World class IT support

I attended a talk by James Stanger from CompTIA at the SITS17 conference in 2017 (I totally forgot I’d written these notes until now). He talked a lot about the sort of skills and knowledge that world class Service Desk staff needed to have, and it dovetailed nicely with a list I drew up myself a couple of years earlier, and also with ideas from other presentations from the same conference.

What follows is notes I took at the time (with my observations in italics)

Tech support today

  • Evolving endpoint – IOT
  • Analytics
  • Automation
  • The cloud and mobility – BYOD
  • Cyber / security
  • Complexity of privacy
  • Device diversity
  • We are all knowledge workers

Helpdesk are the frost line of defence against security.
More Mac and Linux now than 10 years ago.
More business units than ever before
Service desk and service management is a growing industry and there are more jobs available. This should be an increasing trend.
Need a more diverse skills set – increase in cloud, and move from Helpdesk to service desk.
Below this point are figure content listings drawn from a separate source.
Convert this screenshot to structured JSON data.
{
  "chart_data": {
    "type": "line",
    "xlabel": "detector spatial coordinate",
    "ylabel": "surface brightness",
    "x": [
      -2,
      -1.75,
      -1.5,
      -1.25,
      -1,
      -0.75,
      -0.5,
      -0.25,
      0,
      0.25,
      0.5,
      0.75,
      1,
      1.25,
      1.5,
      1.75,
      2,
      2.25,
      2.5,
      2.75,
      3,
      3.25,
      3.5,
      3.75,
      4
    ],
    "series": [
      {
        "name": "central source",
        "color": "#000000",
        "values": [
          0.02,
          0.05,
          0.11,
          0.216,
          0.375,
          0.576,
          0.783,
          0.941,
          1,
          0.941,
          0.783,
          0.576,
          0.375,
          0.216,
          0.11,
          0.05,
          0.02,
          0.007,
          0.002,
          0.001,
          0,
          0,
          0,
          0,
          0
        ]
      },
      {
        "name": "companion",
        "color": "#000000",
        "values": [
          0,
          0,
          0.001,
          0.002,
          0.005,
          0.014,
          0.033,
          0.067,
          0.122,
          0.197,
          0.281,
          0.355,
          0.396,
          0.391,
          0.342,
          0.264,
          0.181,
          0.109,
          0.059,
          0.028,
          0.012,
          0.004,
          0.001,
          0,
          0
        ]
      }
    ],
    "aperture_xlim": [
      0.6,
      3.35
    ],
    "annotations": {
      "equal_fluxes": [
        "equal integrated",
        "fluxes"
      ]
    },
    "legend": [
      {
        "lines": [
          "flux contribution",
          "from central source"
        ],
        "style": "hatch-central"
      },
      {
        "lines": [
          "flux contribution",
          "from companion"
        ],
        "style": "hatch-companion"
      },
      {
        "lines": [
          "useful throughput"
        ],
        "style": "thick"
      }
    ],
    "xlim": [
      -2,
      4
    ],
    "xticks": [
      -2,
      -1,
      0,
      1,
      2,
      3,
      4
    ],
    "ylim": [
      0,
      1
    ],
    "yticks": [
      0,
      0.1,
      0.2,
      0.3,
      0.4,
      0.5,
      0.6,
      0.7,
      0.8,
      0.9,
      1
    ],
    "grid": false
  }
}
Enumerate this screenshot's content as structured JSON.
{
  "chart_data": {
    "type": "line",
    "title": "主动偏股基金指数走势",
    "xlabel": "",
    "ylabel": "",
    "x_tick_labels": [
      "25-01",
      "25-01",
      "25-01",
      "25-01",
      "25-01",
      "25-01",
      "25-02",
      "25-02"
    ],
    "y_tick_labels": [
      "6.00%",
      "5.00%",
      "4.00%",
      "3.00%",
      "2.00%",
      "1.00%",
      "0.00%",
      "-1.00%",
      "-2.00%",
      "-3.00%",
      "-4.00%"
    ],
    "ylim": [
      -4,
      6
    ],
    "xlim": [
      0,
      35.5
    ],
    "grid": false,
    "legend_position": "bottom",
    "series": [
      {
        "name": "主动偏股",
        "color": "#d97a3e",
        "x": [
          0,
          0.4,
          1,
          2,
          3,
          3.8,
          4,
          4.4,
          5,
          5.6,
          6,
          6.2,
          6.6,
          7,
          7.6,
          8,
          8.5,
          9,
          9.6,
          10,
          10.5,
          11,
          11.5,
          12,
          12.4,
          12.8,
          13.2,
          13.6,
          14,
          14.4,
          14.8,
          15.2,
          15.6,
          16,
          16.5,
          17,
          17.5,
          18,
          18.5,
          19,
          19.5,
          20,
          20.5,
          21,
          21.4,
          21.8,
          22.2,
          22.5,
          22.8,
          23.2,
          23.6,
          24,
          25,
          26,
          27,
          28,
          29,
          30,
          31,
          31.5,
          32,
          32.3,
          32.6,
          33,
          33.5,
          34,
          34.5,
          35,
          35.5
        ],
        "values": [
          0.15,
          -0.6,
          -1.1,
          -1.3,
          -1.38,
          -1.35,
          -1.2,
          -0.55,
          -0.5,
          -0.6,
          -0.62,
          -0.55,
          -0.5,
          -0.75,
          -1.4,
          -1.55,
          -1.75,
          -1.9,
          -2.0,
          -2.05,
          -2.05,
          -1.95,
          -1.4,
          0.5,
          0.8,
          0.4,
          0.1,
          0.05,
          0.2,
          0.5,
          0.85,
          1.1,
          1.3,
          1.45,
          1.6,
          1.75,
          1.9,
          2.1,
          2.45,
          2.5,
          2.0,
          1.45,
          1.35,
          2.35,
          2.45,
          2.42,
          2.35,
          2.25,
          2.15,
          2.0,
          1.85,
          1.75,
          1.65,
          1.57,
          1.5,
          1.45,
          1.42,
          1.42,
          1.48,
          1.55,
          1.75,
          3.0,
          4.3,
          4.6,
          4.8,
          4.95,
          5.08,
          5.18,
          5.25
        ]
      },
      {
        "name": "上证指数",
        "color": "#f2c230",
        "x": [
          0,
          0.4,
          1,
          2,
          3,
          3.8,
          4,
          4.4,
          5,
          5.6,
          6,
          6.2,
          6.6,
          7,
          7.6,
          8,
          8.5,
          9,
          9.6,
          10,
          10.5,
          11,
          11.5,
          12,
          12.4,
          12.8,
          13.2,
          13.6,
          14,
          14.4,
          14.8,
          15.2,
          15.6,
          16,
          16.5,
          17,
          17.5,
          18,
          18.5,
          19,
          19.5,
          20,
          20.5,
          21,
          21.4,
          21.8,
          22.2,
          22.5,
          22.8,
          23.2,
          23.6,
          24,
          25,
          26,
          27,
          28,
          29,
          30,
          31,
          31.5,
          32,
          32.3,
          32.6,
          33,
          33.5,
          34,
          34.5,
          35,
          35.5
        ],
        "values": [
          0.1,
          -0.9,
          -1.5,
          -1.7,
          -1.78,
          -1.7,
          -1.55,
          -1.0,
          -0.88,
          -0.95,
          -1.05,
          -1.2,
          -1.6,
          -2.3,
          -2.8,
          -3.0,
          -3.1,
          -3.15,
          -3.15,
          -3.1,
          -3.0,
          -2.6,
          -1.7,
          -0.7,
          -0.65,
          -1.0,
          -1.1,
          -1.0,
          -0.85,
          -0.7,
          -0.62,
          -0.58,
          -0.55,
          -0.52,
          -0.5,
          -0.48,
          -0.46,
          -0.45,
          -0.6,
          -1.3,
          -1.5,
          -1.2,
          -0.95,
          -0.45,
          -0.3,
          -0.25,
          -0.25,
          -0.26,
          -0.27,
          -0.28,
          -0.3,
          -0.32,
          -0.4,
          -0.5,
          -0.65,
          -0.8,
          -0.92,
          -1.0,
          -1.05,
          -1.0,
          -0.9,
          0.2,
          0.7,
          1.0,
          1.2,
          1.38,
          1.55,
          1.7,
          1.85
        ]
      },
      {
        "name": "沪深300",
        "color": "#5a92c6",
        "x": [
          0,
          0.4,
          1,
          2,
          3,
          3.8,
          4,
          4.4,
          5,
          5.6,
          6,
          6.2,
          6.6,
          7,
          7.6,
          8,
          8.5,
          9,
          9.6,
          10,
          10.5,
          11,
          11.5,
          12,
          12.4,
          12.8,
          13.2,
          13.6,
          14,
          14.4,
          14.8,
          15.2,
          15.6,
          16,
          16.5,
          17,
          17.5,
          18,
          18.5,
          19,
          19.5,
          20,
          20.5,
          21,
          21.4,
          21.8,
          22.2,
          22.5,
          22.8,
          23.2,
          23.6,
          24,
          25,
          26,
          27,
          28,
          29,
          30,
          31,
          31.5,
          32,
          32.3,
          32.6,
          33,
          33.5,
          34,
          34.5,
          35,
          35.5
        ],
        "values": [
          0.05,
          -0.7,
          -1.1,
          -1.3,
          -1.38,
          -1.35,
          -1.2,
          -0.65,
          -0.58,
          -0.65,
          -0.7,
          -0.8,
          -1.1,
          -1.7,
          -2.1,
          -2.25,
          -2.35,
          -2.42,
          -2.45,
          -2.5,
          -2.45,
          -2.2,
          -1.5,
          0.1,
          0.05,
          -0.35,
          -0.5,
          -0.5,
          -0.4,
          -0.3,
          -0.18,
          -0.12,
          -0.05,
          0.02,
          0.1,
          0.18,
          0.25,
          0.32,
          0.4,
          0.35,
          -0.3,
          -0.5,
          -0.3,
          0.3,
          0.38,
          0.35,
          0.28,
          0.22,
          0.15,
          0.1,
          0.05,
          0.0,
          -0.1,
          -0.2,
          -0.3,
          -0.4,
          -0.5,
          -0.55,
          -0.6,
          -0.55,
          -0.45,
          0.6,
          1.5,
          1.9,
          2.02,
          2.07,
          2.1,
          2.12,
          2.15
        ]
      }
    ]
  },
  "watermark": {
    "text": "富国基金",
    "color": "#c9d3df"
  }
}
Technical skills that Service Desk staff need

  • Security
  • Database
  • PC
  • Storage
  • Backups
  • Cloud
  • Telecoms
  • Web dev
  • Server
  • Mobile
  • Etc.

Top skills

  • Troubleshooting
  • App management
  • PC
  • Security
  • Data
  • Mobility
  • Repair
  • Ticketing
  • Cloud
  • Permissions and directory services

It’s about accessing data from any device rather than the device itself. The device breaks, then you just try and access it on another device.

Five essential skills

  1. Cybersecurity
  2. Linux
  3. Programming – shell scripts and python
  4. Networking – TCP/IP, network segmentation, VPN
  5. Soft skills – customer service mindset, project management, ability to turn negatives into positives.

Can we take these 5 skills and turn them into a blueprint for the sort of person we want to recruit into IT support roles (and I’m talking across the institution here, not just Service Desk people)? Should also add some stuff from the other lists though – especially around cloud, troubleshooting and application management. Do our people need to be lesss skilled but more knowledgeable? Or is it just that they need to be skilled and knowledgeable about different things?

I look at this list and see a lot of things that have previously been on our “nice to have” list. Things like cybersecurity, Linux and the ability to script solutions to IT problems have never been things we have tried to recruit at first line, and maybe even most second line teams. That is going to have to change if we are going to meet the demands of our customers and provide the sort of service they need from us.

Other things:

We want someone who loves problems

Can this person really look beneath the hood?

Can they see around the corners of a problem? Trend analysis and documenting new things and fixes to hard problems.

Hackers will go after the points where one technology interacts with another (where people are a technology – interface between people and technology is a big vulnerability).

Security trends

  • Notice the unknown (Ransomware, social engineering etc.)
  • Zero day attacks
  • Malware

Top security skills

The usual, plus social engineering, authentication methods.

Attacks occur where people and technology converge. This isn’t news.

We have too much information, too much data, if we had less there would be less to attack.

A good Helpdesk person will spot trends in security, and will help visualise data in a way that other people can understand.

Multi factor authentication – something you know and something you hold. 3rd factor is something you are (fingerprint, iris scan, face etc.)

Understanding monitoring and performance via command line tools is an important skill. All the stuff I have been talking about for years.

Saying things the right way is absolutely vital. Change geek speak into plain language. This is a key skill.

Give suggestions / say no / transfer a call

  • Identify the problem
  • Define the problem
  • Explore and examine the options
  • Act on the solutions
  • Look back at the solution and the consequences, or learn from the problem.

80% technical, 20% soft skills. And technical skills are much easier to teach, so recruit people who already have the soft skills.